Politik | 26.06.2015

Offenlage des Bebauungsplanes Nr. 117a „Auf dem Höchst“

Gesundheit der Menschen hat Vorrang

BfM sieht Bürgereinwendungen nicht ausreichend berücksichtigt

Meckenheim. In der 6. Sitzung des Ausschusses für Stadtentwicklung und Umwelt hatte der Ausschuss kürzlich darüber zu beschließen, dem Rat der Stadt Meckenheim die Offenlage des Bebauungsplanes Nr. 117a „Auf dem Höchst“ (Steuerung der Windenergie) vorzuschlagen. Im Rahmen der frühzeitigen Beteiligung der Öffentlichkeit hatten sich insgesamt 207 Petenten mit ihren Anregungen und Hinweisen an die Stadt gewandt, die sich im Wesentlichen mit den folgenden Themenbereichen befassten:

- Unmut über die Informationspolitik der Stadt vor Kauf der Grundstücke „Sonnenseite“ und den Wertverlust der Grundstücke und Häuser;

- zu geringer Abstand zur Wohnbebauung;

- Störung durch Lärmbelästigung, Schattenwurf und Lichtemissionen bei Nacht sowie Gefahren durch Infraschall;

- optische Beeinträchtigung, Verunstaltung kulturhistorischer Landschaft;

- Vogelschutz/Artenschutz, Zweifel an der Aussage, Meckenheim sei „kein relevantes Vogelzuggebiet“;

- Verlust an wertvollem Ackerland, missachteter Landschaftsschutz.

Nach der verwaltungsseitigen Prüfung lag dem Ausschuss als Ergebnis nunmehr eine 183-seitige Abwägungstabelle mit entsprechenden Beschlussempfehlungen zur Vorberatung vor.
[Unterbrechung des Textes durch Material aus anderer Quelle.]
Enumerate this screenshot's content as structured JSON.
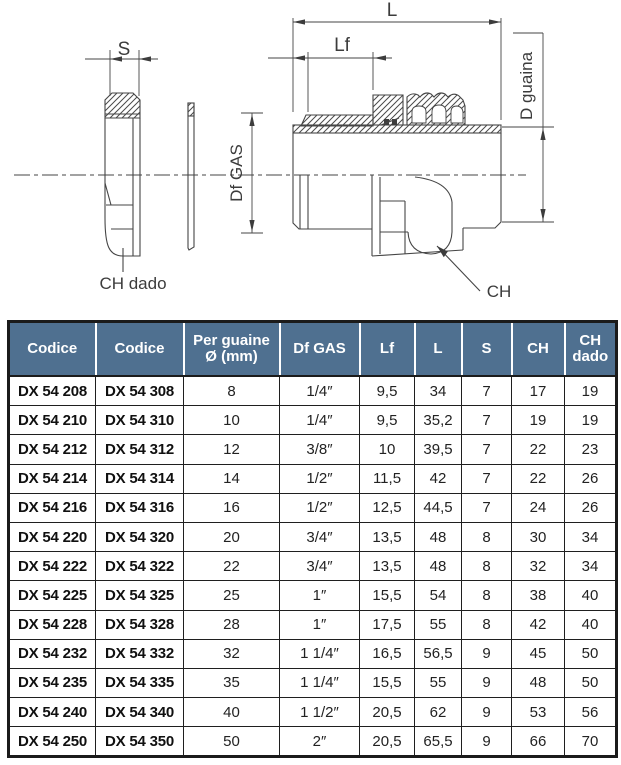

Obwohl die BfM-Fraktion mit allen anderen Fraktionen im Rat übereinstimmt, dass die Windenergie bundes- und landespolitisch gewollt und für unsere Energie in Zukunft auch unverzichtbar ist, sieht die BfM die berechtigten Interessen der Bürgerinnen und Bürger in den vorgelegten Abwägungsvorschlägennicht bzw. nicht ausreichend berücksichtigt. Selten hat die Stadt Meckenheim einen solchen Aufwand betrieben, um die Sorgen, Nöte und Einwände unserer Mitmenschen in Erfahrung zu bringen, um diese dann letztendlich in Bausch und Bogen zu verwerfen. Die Bürgerinnen und Bürger der Stadt müssen sich trotz aller Ernsthaftigkeit ihres Vorbringens durch die geradezu stereotyp wiederholten ablehnenden Beschlussvorschläge von den Verantwortlichen nicht ausreichend ernst genommen fühlen. Nach Auffassung der BfM hat die Gesundheit der Menschen Vorrang vor jeder gewinnbringenden Nutzung der Technik. Solange Gesundheitsrisiken für den Menschen und Beeinträchtigungen für geschützte Tierarten nicht hinreichend ausgeschlossen werden können, müssen die medizinisch und technisch gebotenen Sicherheitsabstände im Sinne der Risikovorsorge für unsere Bürgerinnen und Bürger eingehalten werden. Aus all den vorgenannten Gründen lehnt die BfM-Fraktion den Beschlussvorschlag zur Offenlage in der vorliegenden Fassung ab.